Justin Baldoni's lawyer has addressed the controversy surrounding text messages included in Blake Lively's lawsuit.
Shortly after Lively, 37, filed a lawsuit accusing her *It Ends With Us* co-star and director of sexual harassment, Baldoni’s attorney, Bryan Freedman, responded publicly.
In her lawsuit, Lively accused Baldoni of orchestrating a campaign to harm her reputation. She presented text messages between Baldoni and his team as evidence to support her claims.
Freedman countered that the text messages had been taken out of "critical context."
He also argued that the texts were “leaked,” challenging the claim that Lively obtained them through a subpoena.
Regarding Baldoni’s crisis management team, The Agency Group PR, which was hired during the *It Ends With Us* press tour controversy, Freedman defended their hypothetical “scenario planning” efforts to counter Lively’s allegations.
Freedman shifted the blame, suggesting that Lively’s own actions contributed to the damage to her reputation.
He said in a statement to *Us Weekly*: "TAG PR operated as any other crisis management firm would when hired by a client experiencing threats by two extremely powerful people with unlimited resources.
"The standard scenario planning TAG PR drafted proved unnecessary as audiences found Lively's own actions, interviews and marketing during the promotional tour distasteful, and responded organically to that which the media themselves picked up on," he continued.
"It's ironic that the *New York Times*, through their effort to 'uncover' an insidious PR effort, played directly into the hands of Lively's own dubious PR tactics by publishing leaked personal text exchanges that lack critical context — the very same tactics she's accusing the firm of implementing," Freedman concluded.

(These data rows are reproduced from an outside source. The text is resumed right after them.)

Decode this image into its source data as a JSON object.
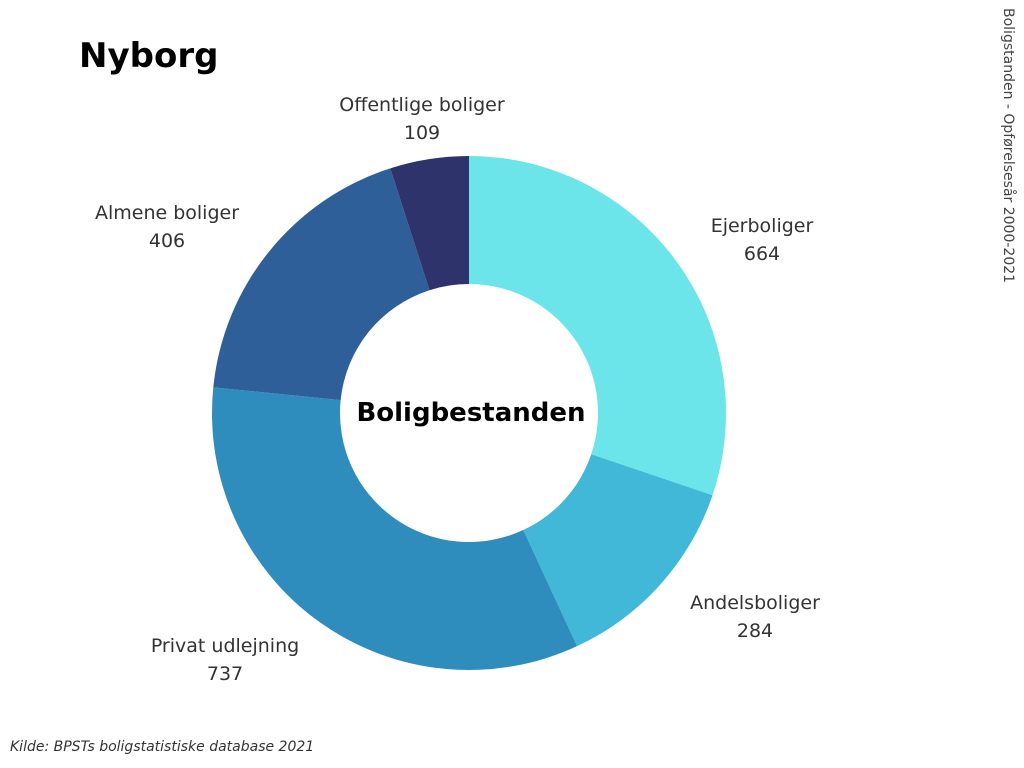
{
  "page": {
    "title": "Nyborg",
    "side_text": "Boligstanden - Opførelsesår 2000-2021",
    "source": "Kilde: BPSTs boligstatistiske database 2021"
  },
  "chart_data": {
    "type": "pie",
    "center_label": "Boligbestanden",
    "categories": [
      "Ejerboliger",
      "Andelsboliger",
      "Privat udlejning",
      "Almene boliger",
      "Offentlige boliger"
    ],
    "values": [
      664,
      284,
      737,
      406,
      109
    ],
    "colors": [
      "#6be5e9",
      "#42b8d8",
      "#2f8dbd",
      "#2e5f98",
      "#2e346b"
    ],
    "start": "12 o'clock",
    "direction": "clockwise",
    "donut": true
  }
}
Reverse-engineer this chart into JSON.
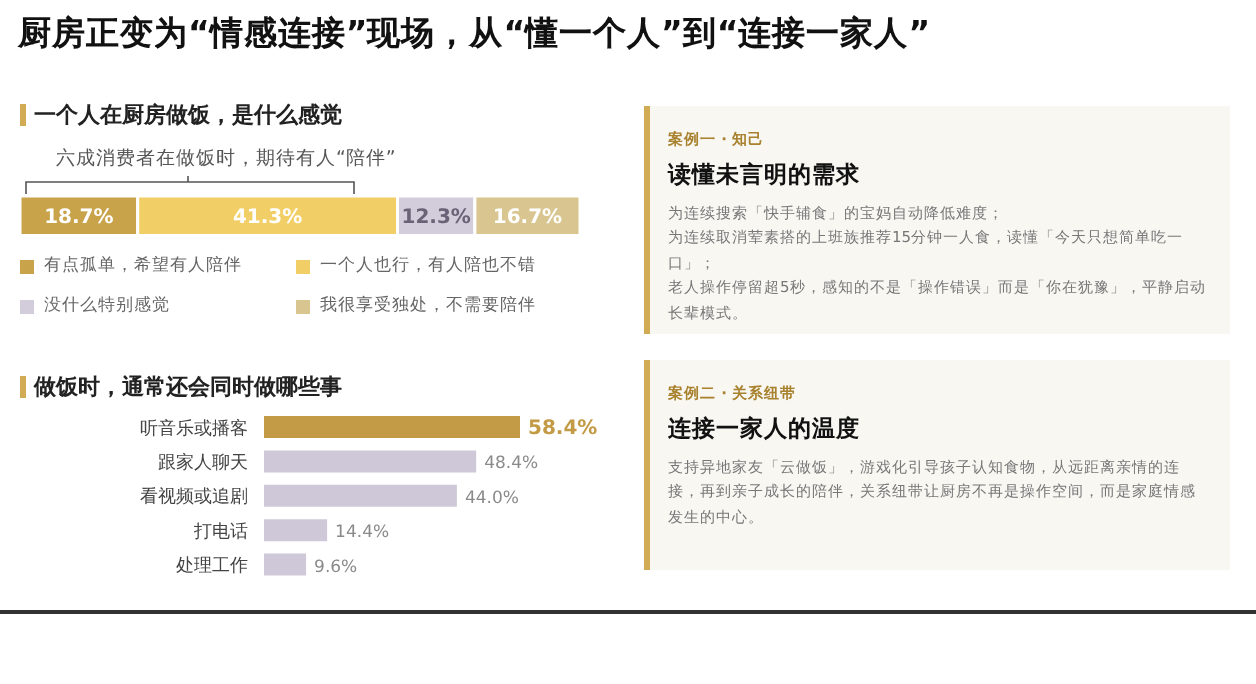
{
  "chart_data": [
    {
      "type": "bar",
      "title": "厨房正变为“情感连接”现场，从“懂一个人”到“连接一家人”",
      "subtitle": "一个人在厨房做饭，是什么感觉",
      "orientation": "horizontal",
      "stacked": true,
      "categories": [
        null
      ],
      "xlim": [
        0,
        89
      ],
      "tick_labels": false,
      "legend": "bottom",
      "annotations": [
        "六成消费者在做饭时，期待有人“陪伴”"
      ],
      "series": [
        {
          "name": "有点孤单，希望有人陪伴",
          "color": "#c9a34a",
          "values": [
            18.7
          ],
          "value_labels": [
            "18.7%"
          ]
        },
        {
          "name": "一个人也行，有人陪也不错",
          "color": "#f2cf66",
          "values": [
            41.3
          ],
          "value_labels": [
            "41.3%"
          ]
        },
        {
          "name": "没什么特别感觉",
          "color": "#d3ccdb",
          "values": [
            12.3
          ],
          "value_labels": [
            "12.3%"
          ]
        },
        {
          "name": "我很享受独处，不需要陪伴",
          "color": "#d9c590",
          "values": [
            16.7
          ],
          "value_labels": [
            "16.7%"
          ]
        }
      ]
    },
    {
      "type": "bar",
      "title": "做饭时，通常还会同时做哪些事",
      "orientation": "horizontal",
      "categories": [
        "听音乐或播客",
        "跟家人聊天",
        "看视频或追剧",
        "打电话",
        "处理工作"
      ],
      "values": [
        58.4,
        48.4,
        44.0,
        14.4,
        9.6
      ],
      "colors": [
        "#c39a45",
        "#cfc8d8",
        "#cfc8d8",
        "#cfc8d8",
        "#cfc8d8"
      ],
      "value_labels": [
        "58.4%",
        "48.4%",
        "44.0%",
        "14.4%",
        "9.6%"
      ],
      "tick_labels": "y"
    },
    {
      "type": "other",
      "subtitle": "案例一 · 知己",
      "title": "读懂未言明的需求",
      "annotations": [
        "为连续搜索「快手辅食」的宝妈自动降低难度；",
        "为连续取消荤素搭的上班族推荐15分钟一人食，读懂「今天只想简单吃一口」；",
        "老人操作停留超5秒，感知的不是「操作错误」而是「你在犹豫」，平静启动长辈模式。"
      ]
    },
    {
      "type": "other",
      "subtitle": "案例二 · 关系纽带",
      "title": "连接一家人的温度",
      "annotations": [
        "支持异地家友「云做饭」，游戏化引导孩子认知食物，从远距离亲情的连接，再到亲子成长的陪伴，关系纽带让厨房不再是操作空间，而是家庭情感发生的中心。"
      ]
    }
  ]
}
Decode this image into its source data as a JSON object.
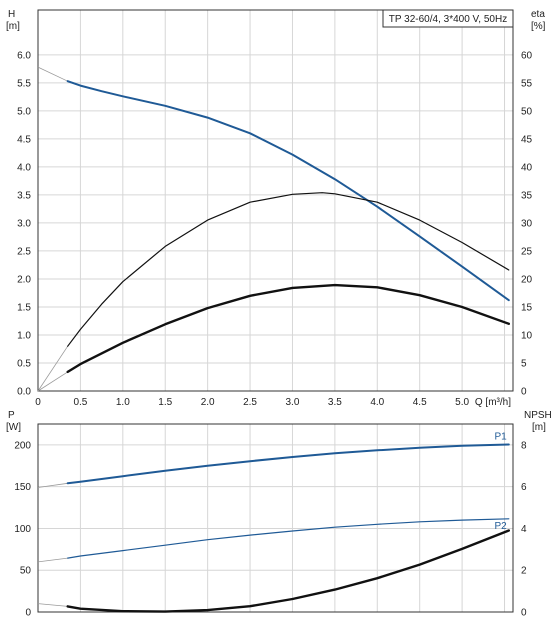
{
  "chart_data": [
    {
      "type": "line",
      "title": "TP 32-60/4, 3*400 V, 50Hz",
      "xlabel": "Q [m³/h]",
      "ylabel_left_name": "H",
      "ylabel_left_unit": "[m]",
      "ylabel_right_name": "eta",
      "ylabel_right_unit": "[%]",
      "xlim": [
        0,
        5.6
      ],
      "ylim_left": [
        0,
        6.8
      ],
      "ylim_right": [
        0,
        68
      ],
      "x_ticks": [
        "0",
        "0.5",
        "1.0",
        "1.5",
        "2.0",
        "2.5",
        "3.0",
        "3.5",
        "4.0",
        "4.5",
        "5.0"
      ],
      "y_left_ticks": [
        "0.0",
        "0.5",
        "1.0",
        "1.5",
        "2.0",
        "2.5",
        "3.0",
        "3.5",
        "4.0",
        "4.5",
        "5.0",
        "5.5",
        "6.0"
      ],
      "y_right_ticks": [
        "0",
        "5",
        "10",
        "15",
        "20",
        "25",
        "30",
        "35",
        "40",
        "45",
        "50",
        "55",
        "60"
      ],
      "grid": true,
      "series": [
        {
          "axis": "left",
          "color": "#1f5a96",
          "width": 2,
          "x": [
            0.35,
            0.5,
            0.75,
            1.0,
            1.5,
            2.0,
            2.5,
            3.0,
            3.5,
            4.0,
            4.5,
            5.0,
            5.55
          ],
          "y": [
            5.53,
            5.45,
            5.35,
            5.26,
            5.09,
            4.88,
            4.6,
            4.22,
            3.78,
            3.29,
            2.76,
            2.22,
            1.62
          ],
          "extension": {
            "x": [
              0,
              0.35
            ],
            "y": [
              5.78,
              5.53
            ]
          }
        },
        {
          "axis": "right",
          "color": "#111111",
          "width": 1.2,
          "x": [
            0.35,
            0.5,
            0.75,
            1.0,
            1.5,
            2.0,
            2.5,
            3.0,
            3.35,
            3.5,
            4.0,
            4.5,
            5.0,
            5.55
          ],
          "y": [
            8.0,
            11.0,
            15.5,
            19.5,
            25.8,
            30.5,
            33.7,
            35.1,
            35.4,
            35.2,
            33.7,
            30.5,
            26.5,
            21.6
          ],
          "extension": {
            "x": [
              0,
              0.35
            ],
            "y": [
              0,
              8.0
            ]
          }
        },
        {
          "axis": "right",
          "color": "#111111",
          "width": 2.4,
          "x": [
            0.35,
            0.5,
            1.0,
            1.5,
            2.0,
            2.5,
            3.0,
            3.5,
            4.0,
            4.5,
            5.0,
            5.55
          ],
          "y": [
            3.4,
            4.8,
            8.6,
            11.9,
            14.8,
            17.0,
            18.4,
            18.9,
            18.5,
            17.1,
            15.0,
            12.0
          ],
          "extension": {
            "x": [
              0,
              0.35
            ],
            "y": [
              0,
              3.4
            ]
          }
        }
      ]
    },
    {
      "type": "line",
      "xlim": [
        0,
        5.6
      ],
      "ylabel_left_name": "P",
      "ylabel_left_unit": "[W]",
      "ylabel_right_name": "NPSH",
      "ylabel_right_unit": "[m]",
      "ylim_left": [
        0,
        225
      ],
      "ylim_right": [
        0,
        9
      ],
      "y_left_ticks": [
        "0",
        "50",
        "100",
        "150",
        "200"
      ],
      "y_right_ticks": [
        "0",
        "2",
        "4",
        "6",
        "8"
      ],
      "grid": true,
      "series": [
        {
          "name": "P1",
          "axis": "left",
          "color": "#1f5a96",
          "width": 2,
          "x": [
            0.35,
            0.5,
            1.0,
            1.5,
            2.0,
            2.5,
            3.0,
            3.5,
            4.0,
            4.5,
            5.0,
            5.55
          ],
          "y": [
            154,
            156,
            162.5,
            169,
            175,
            180.5,
            185.5,
            190,
            193.5,
            196.5,
            199,
            200.5
          ],
          "extension": {
            "x": [
              0,
              0.35
            ],
            "y": [
              149,
              154
            ]
          }
        },
        {
          "name": "P2",
          "axis": "left",
          "color": "#1f5a96",
          "width": 1.2,
          "x": [
            0.35,
            0.5,
            1.0,
            1.5,
            2.0,
            2.5,
            3.0,
            3.5,
            4.0,
            4.5,
            5.0,
            5.55
          ],
          "y": [
            64.5,
            67,
            73.5,
            80,
            86.5,
            92,
            97,
            101.5,
            105,
            108,
            110,
            111.5
          ],
          "extension": {
            "x": [
              0,
              0.35
            ],
            "y": [
              60,
              64.5
            ]
          }
        },
        {
          "axis": "right",
          "color": "#111111",
          "width": 2.4,
          "x": [
            0.35,
            0.5,
            1.0,
            1.5,
            2.0,
            2.5,
            3.0,
            3.5,
            4.0,
            4.5,
            5.0,
            5.55
          ],
          "y": [
            0.27,
            0.16,
            0.04,
            0.02,
            0.09,
            0.28,
            0.62,
            1.07,
            1.62,
            2.27,
            3.02,
            3.9
          ],
          "extension": {
            "x": [
              0,
              0.35
            ],
            "y": [
              0.4,
              0.27
            ]
          }
        }
      ]
    }
  ]
}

Lively’s lawsuit, filed on Friday, December 20, came one day before *The New York Times* published related court documents.
The lawsuit included exhibits with “thousands of pages of text messages and emails” that Lively claimed to have obtained through a subpoena.
In response to Freedman’s statement and his assertion that the texts were “leaked,” Lively’s legal team clarified that the messages in her lawsuit were lawfully acquired through a subpoena.
"The subpoena disclosed and referenced in the Complaint was served on Jonesworks LLC," the statement read.